Oligodendroglial
tumors have been identified as a subgroup of glial
neoplasms with a distinctly better response to
chemotherapy and overall survival than purely
astrocytic gliomas. Here we report our experience with adjuvant postirradiation and preirradiation
chemotherapy using
procarbazine,
lomustine, and
vincristine (PCV) in 27 patients with WHO grade II or III
oligodendroglioma or oligoastrocytoma. The efficacy of
chemotherapy was assessed according to the Macdonald response criteria (complete response, CR; partial response, PR; stable disease, SD; progressive disease, PD) and progression-free survival intervals by computed tomography or magnetic resonance imaging. First, we confirm that PCV
salvage therapy for patients progressing after
radiotherapy is highly effective (n = 11, 1 CR, 5 PR, 5 SD; median progression-free survival has not yet been reached, but is longer than 18 months). Second, 3 patients who received
radiotherapy plus PCV as first-line
therapy achieved CR and 2 achieved SD, and all 5 are progression-free with a median follow-up of 12 months. Third, given these encouraging results, 11 patients received postoperative preirradiation PCV
chemotherapy and were given
radiotherapy only upon progression.

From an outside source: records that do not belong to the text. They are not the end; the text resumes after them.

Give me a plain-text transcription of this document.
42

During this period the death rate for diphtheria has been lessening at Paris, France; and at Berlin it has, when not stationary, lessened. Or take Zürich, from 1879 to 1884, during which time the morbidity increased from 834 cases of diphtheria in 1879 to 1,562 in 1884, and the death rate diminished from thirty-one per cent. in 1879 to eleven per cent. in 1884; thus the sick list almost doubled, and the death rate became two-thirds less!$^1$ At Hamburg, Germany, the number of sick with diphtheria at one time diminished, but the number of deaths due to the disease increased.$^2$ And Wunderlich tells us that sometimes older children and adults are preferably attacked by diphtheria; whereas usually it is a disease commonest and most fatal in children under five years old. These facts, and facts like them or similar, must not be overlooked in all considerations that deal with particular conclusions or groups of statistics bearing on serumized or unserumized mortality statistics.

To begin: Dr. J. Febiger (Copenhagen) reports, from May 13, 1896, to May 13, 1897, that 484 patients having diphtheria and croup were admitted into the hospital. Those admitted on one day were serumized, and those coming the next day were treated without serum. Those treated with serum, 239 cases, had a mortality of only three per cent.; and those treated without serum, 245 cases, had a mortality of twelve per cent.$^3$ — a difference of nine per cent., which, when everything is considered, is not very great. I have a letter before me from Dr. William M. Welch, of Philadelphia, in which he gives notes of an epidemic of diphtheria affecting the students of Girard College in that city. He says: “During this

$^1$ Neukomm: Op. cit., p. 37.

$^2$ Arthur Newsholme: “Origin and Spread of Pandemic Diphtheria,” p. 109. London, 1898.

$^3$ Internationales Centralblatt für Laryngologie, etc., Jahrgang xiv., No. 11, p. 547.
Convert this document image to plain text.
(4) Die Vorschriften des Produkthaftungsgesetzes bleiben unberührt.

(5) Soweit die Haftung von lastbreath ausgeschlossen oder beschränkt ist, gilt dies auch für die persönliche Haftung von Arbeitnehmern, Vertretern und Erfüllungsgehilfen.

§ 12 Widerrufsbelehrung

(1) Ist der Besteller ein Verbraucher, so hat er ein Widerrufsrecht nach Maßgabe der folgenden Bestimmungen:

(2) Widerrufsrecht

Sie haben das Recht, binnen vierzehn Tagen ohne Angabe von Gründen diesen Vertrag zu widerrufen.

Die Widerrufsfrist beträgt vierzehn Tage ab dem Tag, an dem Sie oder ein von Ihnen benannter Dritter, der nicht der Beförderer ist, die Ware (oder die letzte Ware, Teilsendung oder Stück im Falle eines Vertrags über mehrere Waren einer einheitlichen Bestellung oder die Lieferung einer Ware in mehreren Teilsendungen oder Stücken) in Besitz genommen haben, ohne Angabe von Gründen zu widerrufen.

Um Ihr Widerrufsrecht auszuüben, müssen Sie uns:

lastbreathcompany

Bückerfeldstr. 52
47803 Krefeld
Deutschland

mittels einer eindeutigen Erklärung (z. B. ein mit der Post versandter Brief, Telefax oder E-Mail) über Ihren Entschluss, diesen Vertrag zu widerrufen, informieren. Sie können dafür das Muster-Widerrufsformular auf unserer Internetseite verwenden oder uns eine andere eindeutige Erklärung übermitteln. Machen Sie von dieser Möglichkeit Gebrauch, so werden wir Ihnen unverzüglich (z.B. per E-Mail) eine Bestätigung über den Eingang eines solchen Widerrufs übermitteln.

Preirradiation PCV
chemotherapy was also effective (2 CR, 3 PR, 6 SD; median progression-free survival has not been yet reached, but is longer than 14 months). Patients with anaplastic oligoastrocytomas were as likely to respond to PCV
chemotherapy, as were patients with
anaplastic oligodendroglioma. Three patients who had previously responded to PCV were successfully treated with a second course of PCV upon recurrence. PCV
chemotherapy was also effective in patients with leptomeningeal spread of
oligodendrogliomas. A randomized prospective trial is required to compare the effectiveness and neurotoxicity of first-line PCV
chemotherapy followed by
radiotherapy to the traditional reverse sequence.